Details of the meeting were released to Trinity news by TCDSU. The Minister and the department are yet to comment on the meeting or officially respond to any of the demands made by the union.
In an email statement TCDSU said: “This day marks an important shift for TCDSU in that it marks the beginning of a dialogue with the government to bring the local issues that are affecting our students to a national level.”
One of the first issues on the agenda were SUSI grants, with the sabbatical officers challenging the Minister on her recent controversial comments that students should use the grant to cover the rising cost of student accommodation.
The TCDSU officers urged the Minister to reinstate the SUSI grant to pre-2011 levels, pointing out that the number of students receiving the grant has fallen from over 80,600 in 2015 to 76,600 in 2018, despite student numbers having risen during this time. The union officers urged an investment of €26m from the government into the scheme.
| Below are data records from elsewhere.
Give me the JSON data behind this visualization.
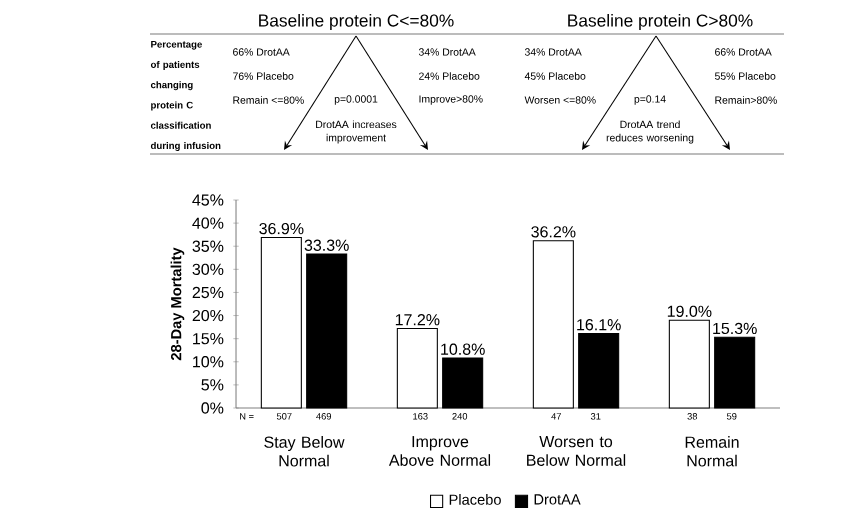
{
  "chart_data": {
    "type": "bar",
    "ylabel": "28-Day Mortality",
    "categories": [
      "Stay Below Normal",
      "Improve Above Normal",
      "Worsen to Below Normal",
      "Remain Normal"
    ],
    "series": [
      {
        "name": "Placebo",
        "color": "#ffffff",
        "values": [
          36.9,
          17.2,
          36.2,
          19.0
        ],
        "value_labels": [
          "36.9%",
          "17.2%",
          "36.2%",
          "19.0%"
        ]
      },
      {
        "name": "DrotAA",
        "color": "#000000",
        "values": [
          33.3,
          10.8,
          16.1,
          15.3
        ],
        "value_labels": [
          "33.3%",
          "10.8%",
          "16.1%",
          "15.3%"
        ]
      }
    ],
    "ylim": [
      0,
      45
    ],
    "yticks": [
      {
        "value": 0,
        "label": "0%"
      },
      {
        "value": 5,
        "label": "5%"
      },
      {
        "value": 10,
        "label": "10%"
      },
      {
        "value": 15,
        "label": "15%"
      },
      {
        "value": 20,
        "label": "20%"
      },
      {
        "value": 25,
        "label": "25%"
      },
      {
        "value": 30,
        "label": "30%"
      },
      {
        "value": 35,
        "label": "35%"
      },
      {
        "value": 40,
        "label": "40%"
      },
      {
        "value": 45,
        "label": "45%"
      }
    ],
    "legend": "bottom",
    "annotations": [
      "Baseline protein C<=80%",
      "Baseline protein C>80%",
      "Percentage of patients changing protein C classification during infusion",
      "66% DrotAA",
      "76% Placebo",
      "Remain <=80%",
      "p=0.0001",
      "DrotAA increases improvement",
      "34% DrotAA",
      "24% Placebo",
      "Improve>80%",
      "34% DrotAA",
      "45% Placebo",
      "Worsen <=80%",
      "p=0.14",
      "DrotAA trend reduces worsening",
      "66% DrotAA",
      "55% Placebo",
      "Remain>80%",
      "N =",
      "507",
      "469",
      "163",
      "240",
      "47",
      "31",
      "38",
      "59"
    ]
  }
}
Student concern over the growing accommodation crisis was also expressed at the meeting. The union officers raised the issue of colleges sidestepping the 4% cap on rent increases by passing raises in accomodation rent before the law comes into effect. Additionally, the union has asked the government to fund the building of publicly-owned purpose built student accommodation, pointing to the fact that only 19% of developments are currently under public ownership and 10 year lease agreements are leading to purpose built student accommodation being converted into non-student accommodation leading to a shortfall against rising demand.
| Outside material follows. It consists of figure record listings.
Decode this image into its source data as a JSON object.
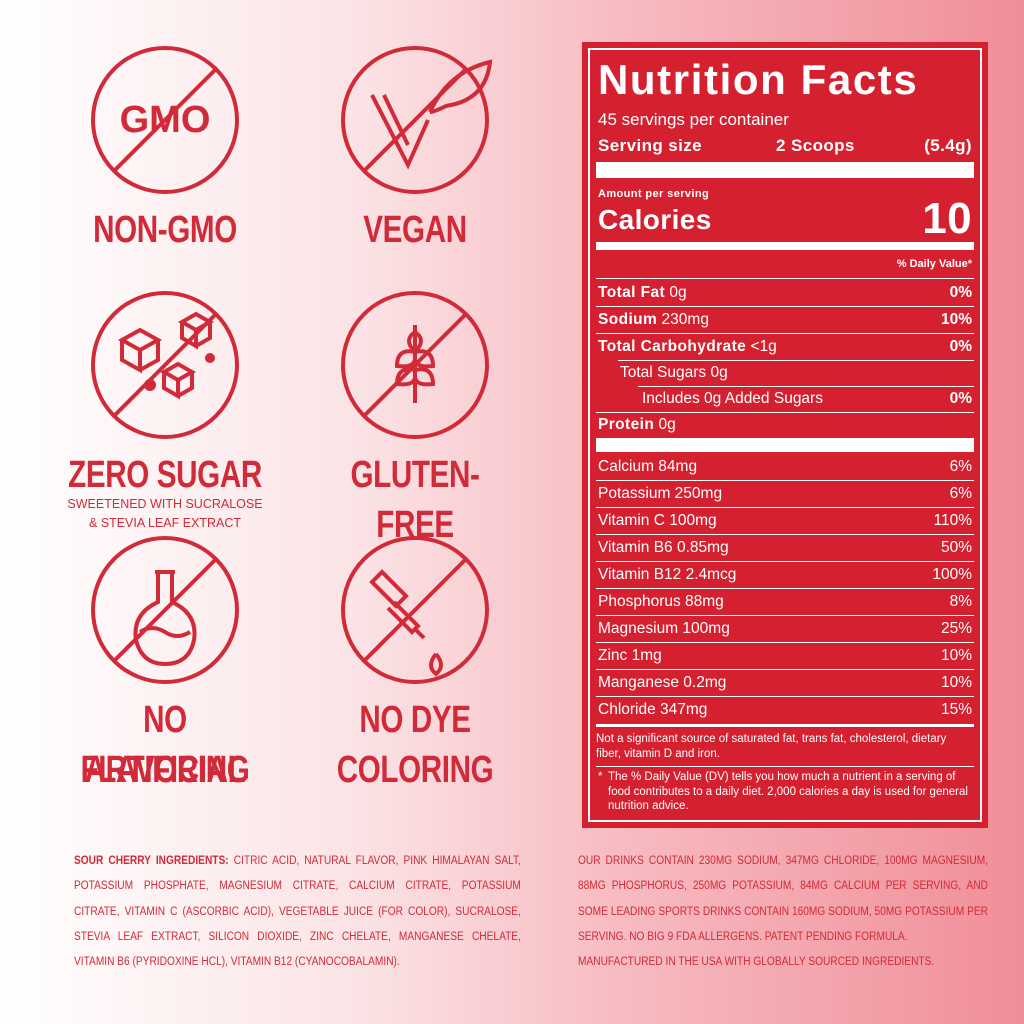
{
  "badges": [
    {
      "icon_text": "GMO",
      "label": [
        "NON-GMO"
      ]
    },
    {
      "label": [
        "VEGAN"
      ]
    },
    {
      "label": [
        "ZERO SUGAR"
      ],
      "note": [
        "SWEETENED WITH SUCRALOSE",
        "& STEVIA LEAF EXTRACT"
      ]
    },
    {
      "label": [
        "GLUTEN-FREE"
      ]
    },
    {
      "label": [
        "NO ARTIFICIAL",
        "FLAVORING"
      ]
    },
    {
      "label": [
        "NO DYE",
        "COLORING"
      ]
    }
  ],
  "nutrition": {
    "title": "Nutrition Facts",
    "servings": "45 servings per container",
    "serving_size_label": "Serving size",
    "serving_size_amount": "2 Scoops",
    "serving_size_weight": "(5.4g)",
    "amount_per_serving": "Amount per serving",
    "calories_label": "Calories",
    "calories": "10",
    "dv_header": "% Daily Value*",
    "total_fat": {
      "name": "Total Fat",
      "amount": "0g",
      "dv": "0%"
    },
    "sodium": {
      "name": "Sodium",
      "amount": "230mg",
      "dv": "10%"
    },
    "total_carbohydrate": {
      "name": "Total Carbohydrate",
      "amount": "<1g",
      "dv": "0%"
    },
    "total_sugars": "Total Sugars 0g",
    "added_sugars": {
      "name": "Includes 0g Added Sugars",
      "dv": "0%"
    },
    "protein": {
      "name": "Protein",
      "amount": "0g"
    },
    "minerals": [
      {
        "name": "Calcium 84mg",
        "dv": "6%"
      },
      {
        "name": "Potassium 250mg",
        "dv": "6%"
      },
      {
        "name": "Vitamin C 100mg",
        "dv": "110%"
      },
      {
        "name": "Vitamin B6 0.85mg",
        "dv": "50%"
      },
      {
        "name": "Vitamin B12 2.4mcg",
        "dv": "100%"
      },
      {
        "name": "Phosphorus 88mg",
        "dv": "8%"
      },
      {
        "name": "Magnesium 100mg",
        "dv": "25%"
      },
      {
        "name": "Zinc 1mg",
        "dv": "10%"
      },
      {
        "name": "Manganese 0.2mg",
        "dv": "10%"
      },
      {
        "name": "Chloride 347mg",
        "dv": "15%"
      }
    ],
    "footnote_1": "Not a significant source of saturated fat, trans fat, cholesterol, dietary fiber, vitamin D and iron.",
    "footnote_2_mark": "*",
    "footnote_2": "The % Daily Value (DV) tells you how much a nutrient in a serving of food contributes to a daily diet. 2,000 calories a day is used for general nutrition advice."
  },
  "ingredients": {
    "label": "SOUR CHERRY INGREDIENTS:",
    "text": "CITRIC ACID, NATURAL FLAVOR, PINK HIMALAYAN SALT, POTASSIUM PHOSPHATE, MAGNESIUM CITRATE, CALCIUM CITRATE, POTASSIUM CITRATE, VITAMIN C (ASCORBIC ACID), VEGETABLE JUICE (FOR COLOR), SUCRALOSE, STEVIA LEAF EXTRACT, SILICON DIOXIDE, ZINC CHELATE, MANGANESE CHELATE, VITAMIN B6 (PYRIDOXINE HCL), VITAMIN B12 (CYANOCOBALAMIN)."
  },
  "claims": [
    "OUR DRINKS CONTAIN 230MG SODIUM, 347MG CHLORIDE, 100MG MAGNESIUM, 88MG PHOSPHORUS, 250MG POTASSIUM, 84MG CALCIUM PER SERVING, AND SOME LEADING SPORTS DRINKS CONTAIN 160MG SODIUM, 50MG POTASSIUM PER SERVING. NO BIG 9 FDA ALLERGENS. PATENT PENDING FORMULA.",
    "MANUFACTURED IN THE USA WITH GLOBALLY SOURCED INGREDIENTS."
  ]
}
The union’s demands on accommodation amount to an increase in funding of €2.2 billion by 2024 or €425m annually.
TCDSU have also said that they proposed cutting the student contribution, calculating that a government investment of €38m would reduce the student contribution by €500 per student.
The union further asked the Minister to stand behind Northern Irish students, citing the fall in Northern Irish applications to Trinity, blamed on the impact of Brexit. Education Officer Niamh McCay asked the government for a commitment to adjust the number of CAO points awarded for A-Level qualifications.
Within the student welfare brief, Aisling Leen touted Trinity’s consent policy as a model for other colleges to follow. Leen pointed to the union’s funding of a new position in College: “Graduate Intern for Sexual Consent”, stating that every large Higher Education Institute in the country should look to create a similar position.
Leen further challenged the Minister on the government’s mental health policy, expressing disappointment that Pleasetalk.org has been discontinued without being replaced with a new Health Service Executive (HSE) campaign. The union officers emphasised that student finance and accommodation were causing a great deal of stress among students, often leading to mental health problems.
TCDSU President Laura Beston raised the issue of racism on campuses stating that the lack of a government framework for universities to tackle racism was putting increased pressure on students’ unions to ensure safety procedures are in place. Beston warned that this issue is of particular concern given that Trinity is currently making provisions for students who are refugees as well as an increased number of international students and a surge in the presence of far-right nationalism.
Beston also raised the climate crisis, stating that the government’s procurement policy is restricting colleges from using disposable takeout containers and coffee cups.
During the meeting, the union officers argued that the cost of public transport, even with the use of a student leap card is too high. The student leap card currently saves students up to 66% across all public transport.
In an email statement to Trinity News Laura Beston said: “It is important that meetings like this happen on a regular basis, as elected student representatives we must do all we can to ensure our student’s voices are heard at the highest possible level, not just within the college but nationally.”
“Through meeting Minister Mitchell O’Connor, we sincerely hope that student concerns, particularly those of the students in Trinity will be acknowledged in the upcoming budget and further decisions made throughout the year.”
“It is evident through recent comments that education is an issue that many in government are either dismissive of or ignorant towards. We, the Student’s Union of Trinity feel incredibly passionately about equal access to education and unless our voices, and the concerns of our students are listened to, education, or at least level eights will become a distant reality”
TCDSU Education Officer Niamh McCay said: “It was important for us to sit down and talk firsthand with the Minister about the issues faced by our students, both in Trinity and nationally. We covered many bases, heavily discussing the issues surrounding the SUSI grant and the need for investment, as well as the student contribution fee, and the fact that it needs to be reduced. We are positive that the Minister left today more aware of the issues students are facing on the ground, and that the wheels are set in motion for change.”